Lower Mainland and Island residents should expect to see temperatures in the area of 31 to 38 C. On Thursday the high temperature is forecast to be 36 C before it drops a few degrees throughout the weekend and by next Wednesday the temperature is forecast to be around 25C.
The risks posed by extreme heat are more significant for young children, pregnant women, older adults, people with chronic illnesses and people working or exercising outdoors. Some of the effects of heat illness include swelling, rash, cramps, fainting, heat exhaustion, heat stroke and the worsening of some health conditions.
Last week, the province’s public safety minister, Mike Farnworth, said a new warning system is ready to go with new protocols on how to issue heat alerts.
The protocol lays out the daytime maximum and nighttime minimum temperatures that would trigger the heat bulletins.
If a region is expected to exceed those ranges for two consecutive days it will trigger a heat alert, while if it is expected to last three or more days it will trigger a heat emergency, Farnworth said.

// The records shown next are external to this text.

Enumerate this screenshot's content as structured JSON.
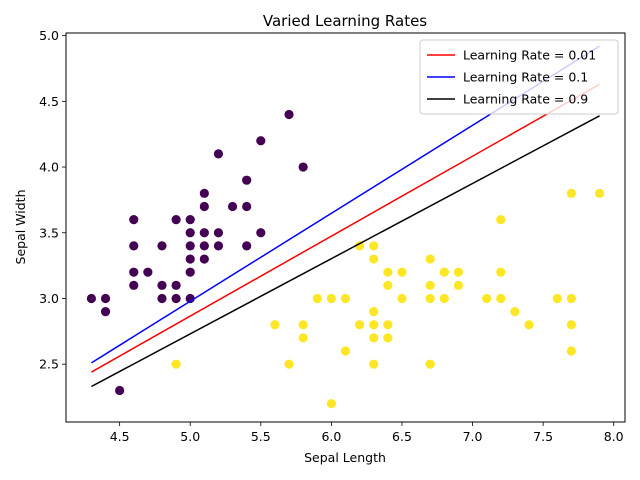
{
  "chart_data": {
    "type": "scatter",
    "title": "Varied Learning Rates",
    "xlabel": "Sepal Length",
    "ylabel": "Sepal Width",
    "xlim": [
      4.12,
      8.08
    ],
    "ylim": [
      2.06,
      5.02
    ],
    "grid": false,
    "legend_position": "top-right",
    "x_ticks": [
      "4.5",
      "5.0",
      "5.5",
      "6.0",
      "6.5",
      "7.0",
      "7.5",
      "8.0"
    ],
    "y_ticks": [
      "2.5",
      "3.0",
      "3.5",
      "4.0",
      "4.5",
      "5.0"
    ],
    "scatter_series": [
      {
        "class": "dark",
        "color": "#440154",
        "points": [
          [
            4.3,
            3.0
          ],
          [
            4.4,
            3.0
          ],
          [
            4.4,
            2.9
          ],
          [
            4.5,
            2.3
          ],
          [
            4.6,
            3.6
          ],
          [
            4.6,
            3.4
          ],
          [
            4.6,
            3.2
          ],
          [
            4.6,
            3.1
          ],
          [
            4.7,
            3.2
          ],
          [
            4.8,
            3.4
          ],
          [
            4.8,
            3.1
          ],
          [
            4.8,
            3.0
          ],
          [
            4.9,
            3.6
          ],
          [
            4.9,
            3.1
          ],
          [
            4.9,
            3.0
          ],
          [
            5.0,
            3.6
          ],
          [
            5.0,
            3.5
          ],
          [
            5.0,
            3.4
          ],
          [
            5.0,
            3.3
          ],
          [
            5.0,
            3.2
          ],
          [
            5.0,
            3.0
          ],
          [
            5.1,
            3.8
          ],
          [
            5.1,
            3.7
          ],
          [
            5.1,
            3.5
          ],
          [
            5.1,
            3.4
          ],
          [
            5.1,
            3.3
          ],
          [
            5.2,
            4.1
          ],
          [
            5.2,
            3.5
          ],
          [
            5.2,
            3.4
          ],
          [
            5.3,
            3.7
          ],
          [
            5.4,
            3.9
          ],
          [
            5.4,
            3.7
          ],
          [
            5.4,
            3.4
          ],
          [
            5.5,
            4.2
          ],
          [
            5.5,
            3.5
          ],
          [
            5.7,
            4.4
          ],
          [
            5.8,
            4.0
          ]
        ]
      },
      {
        "class": "light",
        "color": "#fde725",
        "points": [
          [
            4.9,
            2.5
          ],
          [
            5.6,
            2.8
          ],
          [
            5.7,
            2.5
          ],
          [
            5.8,
            2.8
          ],
          [
            5.8,
            2.7
          ],
          [
            5.9,
            3.0
          ],
          [
            6.0,
            3.0
          ],
          [
            6.0,
            2.2
          ],
          [
            6.1,
            3.0
          ],
          [
            6.1,
            2.6
          ],
          [
            6.2,
            3.4
          ],
          [
            6.2,
            2.8
          ],
          [
            6.3,
            3.4
          ],
          [
            6.3,
            3.3
          ],
          [
            6.3,
            2.9
          ],
          [
            6.3,
            2.8
          ],
          [
            6.3,
            2.7
          ],
          [
            6.3,
            2.5
          ],
          [
            6.4,
            3.2
          ],
          [
            6.4,
            3.1
          ],
          [
            6.4,
            2.8
          ],
          [
            6.4,
            2.7
          ],
          [
            6.5,
            3.2
          ],
          [
            6.5,
            3.0
          ],
          [
            6.7,
            3.3
          ],
          [
            6.7,
            3.1
          ],
          [
            6.7,
            3.0
          ],
          [
            6.7,
            2.5
          ],
          [
            6.8,
            3.2
          ],
          [
            6.8,
            3.0
          ],
          [
            6.9,
            3.2
          ],
          [
            6.9,
            3.1
          ],
          [
            7.1,
            3.0
          ],
          [
            7.2,
            3.6
          ],
          [
            7.2,
            3.2
          ],
          [
            7.2,
            3.0
          ],
          [
            7.3,
            2.9
          ],
          [
            7.4,
            2.8
          ],
          [
            7.6,
            3.0
          ],
          [
            7.7,
            3.8
          ],
          [
            7.7,
            3.0
          ],
          [
            7.7,
            2.8
          ],
          [
            7.7,
            2.6
          ],
          [
            7.9,
            3.8
          ]
        ]
      }
    ],
    "line_series": [
      {
        "name": "Learning Rate = 0.01",
        "color": "#ff0000",
        "x": [
          4.3,
          7.9
        ],
        "y": [
          2.44,
          4.63
        ]
      },
      {
        "name": "Learning Rate = 0.1",
        "color": "#0000ff",
        "x": [
          4.3,
          7.9
        ],
        "y": [
          2.51,
          4.92
        ]
      },
      {
        "name": "Learning Rate = 0.9",
        "color": "#000000",
        "x": [
          4.3,
          7.9
        ],
        "y": [
          2.33,
          4.39
        ]
      }
    ]
  }
}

The public is also being urged to visit the province’s PreparedBC website for more resources on how to manage extreme heat.
Temperatures rose to a peak of more than 40 C in many parts of the province.
In its report, the BC Coroners Service said it investigated more than 800 deaths during the week of June 25 to July 1, 2021, and later found 619 to have been heat-related.
Heat Records in B.C.
- In the Abbotsford area, the mercury reached 35.4 C, breaking a record of 33.6 C set in 1998.
- In Agassiz, a new record of 36.5 C was set, breaking the old record of 35.6 C made in 1899.
- Bella Bella set a new record of 33.6 C, breaking a 2009 record of 27.3 C.
- Estevan Point set a new record of 23.8 C, breaking a 1998 record of 22.5 C.
- In the Gibsons area, the temperature of 34.4 C broke an old record of 30.3 C set in 2018.
- In Hope, a new record of 37.9 C was set. The previous record was 36.1 C set in 1958.
- In Malahat, the temperature reached 33.2 C. compared with 30.5 C, the record set in 1996.
- Port Alberni saw a high temperature of 37.7 C, which broke a record of 36.7 C set in 1971.
- The Prince Rupert area set a preliminary record of 25.8 C on Tuesday, surpassing the 24.1 C record from 1998.
- In the Victoria area, the new record is now 31.5 C, compared with 30.5 C, which was set in 2019.
- White Rock also saw a daytime record with the temperature reaching 31 C compared with 29.4 C recorded in 1958.